The half-human voices now sounded nearer, and we could perceive that the animals were approaching the spot where we lay. Presently they appeared upon the opposite bank, headed by an old grey-bearded chieftain, and officered like a regiment of soldiers.

They were, as Raoul had stated, the araguatoes (Simia ursina) of the tribe of “alouattes,” or “howlers.” They were of that species known as “monos colorados” (red monkeys). They were about the size of foxhounds, though there was a difference in this respect between the males and females. Many of the latter were mothers, and carried their human-like infants upon their shoulders as they marched along, or, squatted upon their hams, tenderly caressed them, fondling and pressing them against their mammas. Both males and females were of a tawny-red or lion-colour; both had long beards, and the hair upon their bodies was coarse and shaggy. Their tails were, each of them, three feet in length; and the absence of hair on the under side of these, with the hard, callous appearance of the cuticle, showed that these appendages were extremely prehensile. In fact, this was apparent from the manner in which the young “held on” to their mothers; for they appeared to retain their difficult seats as much by the grasp of their tails as by their arms and hands.

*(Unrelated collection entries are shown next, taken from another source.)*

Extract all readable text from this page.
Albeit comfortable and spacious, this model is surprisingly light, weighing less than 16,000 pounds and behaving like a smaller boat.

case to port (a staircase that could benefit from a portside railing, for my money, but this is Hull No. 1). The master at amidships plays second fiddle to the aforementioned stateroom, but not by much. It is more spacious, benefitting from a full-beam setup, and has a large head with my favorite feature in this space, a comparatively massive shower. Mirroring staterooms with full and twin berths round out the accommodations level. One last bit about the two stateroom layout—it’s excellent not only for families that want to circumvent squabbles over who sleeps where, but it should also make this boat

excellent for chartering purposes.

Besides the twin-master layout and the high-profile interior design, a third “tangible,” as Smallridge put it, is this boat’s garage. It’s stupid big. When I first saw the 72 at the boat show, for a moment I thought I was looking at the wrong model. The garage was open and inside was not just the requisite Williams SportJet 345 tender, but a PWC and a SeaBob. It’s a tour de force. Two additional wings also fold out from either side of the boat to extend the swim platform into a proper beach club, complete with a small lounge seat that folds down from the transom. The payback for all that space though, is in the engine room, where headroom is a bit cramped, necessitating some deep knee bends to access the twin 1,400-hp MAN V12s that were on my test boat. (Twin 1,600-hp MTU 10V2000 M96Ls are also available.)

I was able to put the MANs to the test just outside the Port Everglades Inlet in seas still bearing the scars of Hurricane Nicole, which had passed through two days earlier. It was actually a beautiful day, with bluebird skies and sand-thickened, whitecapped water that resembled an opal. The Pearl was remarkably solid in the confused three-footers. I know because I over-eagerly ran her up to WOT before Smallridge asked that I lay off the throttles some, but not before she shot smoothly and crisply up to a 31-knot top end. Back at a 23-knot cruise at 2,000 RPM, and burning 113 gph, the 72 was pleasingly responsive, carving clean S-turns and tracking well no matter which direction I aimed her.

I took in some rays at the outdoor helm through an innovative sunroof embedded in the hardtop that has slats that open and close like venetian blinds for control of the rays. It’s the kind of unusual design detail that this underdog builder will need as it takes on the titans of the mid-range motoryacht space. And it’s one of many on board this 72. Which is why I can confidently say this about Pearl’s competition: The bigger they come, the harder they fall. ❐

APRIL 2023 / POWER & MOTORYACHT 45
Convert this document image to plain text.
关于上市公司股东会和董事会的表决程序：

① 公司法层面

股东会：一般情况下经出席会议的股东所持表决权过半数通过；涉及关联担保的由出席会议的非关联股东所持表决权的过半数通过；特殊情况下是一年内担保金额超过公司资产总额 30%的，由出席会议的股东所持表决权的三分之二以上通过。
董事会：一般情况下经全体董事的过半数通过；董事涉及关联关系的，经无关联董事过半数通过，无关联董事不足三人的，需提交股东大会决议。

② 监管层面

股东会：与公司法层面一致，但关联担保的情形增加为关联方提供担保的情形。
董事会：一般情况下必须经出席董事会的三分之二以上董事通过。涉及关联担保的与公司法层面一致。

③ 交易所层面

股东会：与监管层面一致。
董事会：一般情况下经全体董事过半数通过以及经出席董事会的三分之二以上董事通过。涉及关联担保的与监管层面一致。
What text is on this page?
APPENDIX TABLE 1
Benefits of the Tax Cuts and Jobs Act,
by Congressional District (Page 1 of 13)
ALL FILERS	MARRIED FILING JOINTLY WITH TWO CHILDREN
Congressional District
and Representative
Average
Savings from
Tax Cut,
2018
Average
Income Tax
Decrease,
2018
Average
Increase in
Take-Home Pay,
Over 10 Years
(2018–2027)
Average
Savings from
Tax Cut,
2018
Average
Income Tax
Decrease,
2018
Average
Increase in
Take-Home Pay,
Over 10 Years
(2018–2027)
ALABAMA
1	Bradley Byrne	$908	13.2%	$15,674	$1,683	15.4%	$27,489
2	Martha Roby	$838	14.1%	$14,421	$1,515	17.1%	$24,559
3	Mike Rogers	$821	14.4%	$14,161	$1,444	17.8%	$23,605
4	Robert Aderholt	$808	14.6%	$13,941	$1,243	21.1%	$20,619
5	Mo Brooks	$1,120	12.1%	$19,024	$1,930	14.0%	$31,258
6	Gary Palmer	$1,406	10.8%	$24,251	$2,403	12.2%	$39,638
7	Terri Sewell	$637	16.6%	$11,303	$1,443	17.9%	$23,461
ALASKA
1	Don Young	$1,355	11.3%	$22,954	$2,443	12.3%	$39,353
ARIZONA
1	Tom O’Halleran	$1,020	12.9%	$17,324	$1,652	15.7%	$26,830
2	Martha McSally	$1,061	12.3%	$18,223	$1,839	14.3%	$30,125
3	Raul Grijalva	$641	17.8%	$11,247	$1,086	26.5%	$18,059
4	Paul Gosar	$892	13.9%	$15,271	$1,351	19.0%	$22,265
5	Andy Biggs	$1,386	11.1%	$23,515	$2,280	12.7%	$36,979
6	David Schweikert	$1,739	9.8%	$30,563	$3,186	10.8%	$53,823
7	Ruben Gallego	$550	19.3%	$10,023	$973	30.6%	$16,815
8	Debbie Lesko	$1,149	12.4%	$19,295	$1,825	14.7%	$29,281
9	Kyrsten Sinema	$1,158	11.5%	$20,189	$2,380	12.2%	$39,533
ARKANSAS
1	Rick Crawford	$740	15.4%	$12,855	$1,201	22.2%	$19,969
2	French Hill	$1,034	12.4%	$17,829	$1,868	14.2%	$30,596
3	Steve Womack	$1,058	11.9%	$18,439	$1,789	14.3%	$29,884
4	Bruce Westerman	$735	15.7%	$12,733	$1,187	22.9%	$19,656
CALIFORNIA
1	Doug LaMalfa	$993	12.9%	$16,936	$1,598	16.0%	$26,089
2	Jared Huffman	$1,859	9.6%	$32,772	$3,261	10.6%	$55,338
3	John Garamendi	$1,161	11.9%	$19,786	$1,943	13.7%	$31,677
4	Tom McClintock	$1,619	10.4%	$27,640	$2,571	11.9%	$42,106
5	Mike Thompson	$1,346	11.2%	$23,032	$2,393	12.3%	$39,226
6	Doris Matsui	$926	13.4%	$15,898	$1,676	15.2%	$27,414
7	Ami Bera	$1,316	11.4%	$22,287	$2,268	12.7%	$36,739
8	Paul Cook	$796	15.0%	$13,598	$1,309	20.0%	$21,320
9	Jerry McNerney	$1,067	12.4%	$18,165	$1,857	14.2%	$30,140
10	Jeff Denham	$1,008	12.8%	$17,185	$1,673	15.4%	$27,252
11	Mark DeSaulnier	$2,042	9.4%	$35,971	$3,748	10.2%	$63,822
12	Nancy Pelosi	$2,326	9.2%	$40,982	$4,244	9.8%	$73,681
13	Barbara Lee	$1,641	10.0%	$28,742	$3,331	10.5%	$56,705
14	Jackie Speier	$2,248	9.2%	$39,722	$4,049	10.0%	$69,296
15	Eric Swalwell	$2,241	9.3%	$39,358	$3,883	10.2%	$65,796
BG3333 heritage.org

On reaching the bank of the “arroyo” the whole troop came to a sudden halt. One—an aide-de-camp, or chief pioneer, perhaps—ran forward upon a projecting rock; and, after looking across the stream, as if calculating its width, and then carefully examining the trees overhead, he scampered back to the troop, and appeared to communicate with the leader. The latter uttered a cry—evidently a command—which was answered by many individuals in the band, and these instantly made their appearance in front, and running forward upon the bank of the stream, collected around the trunk of a tall cotton-wood that grew over the narrowest part of the arroyo. After uttering a chorus of discordant cries, twenty or thirty of them were seen to scamper up the trunk of the cotton-wood. On reaching a high point, the foremost—a strong fellow—ran out upon a limb, and, taking several turns of his tail around it, slipped off and hung head downwards. The next on the limb—also a stout one—climbed down the body of the first, and, whipping his tail tightly around the neck and fore-arm of the latter, dropped off in his turn, and hung head down. The third repeated this manoeuvre upon the second, and the fourth upon the third, and so on, until the last one upon the string rested his fore-paws upon the ground.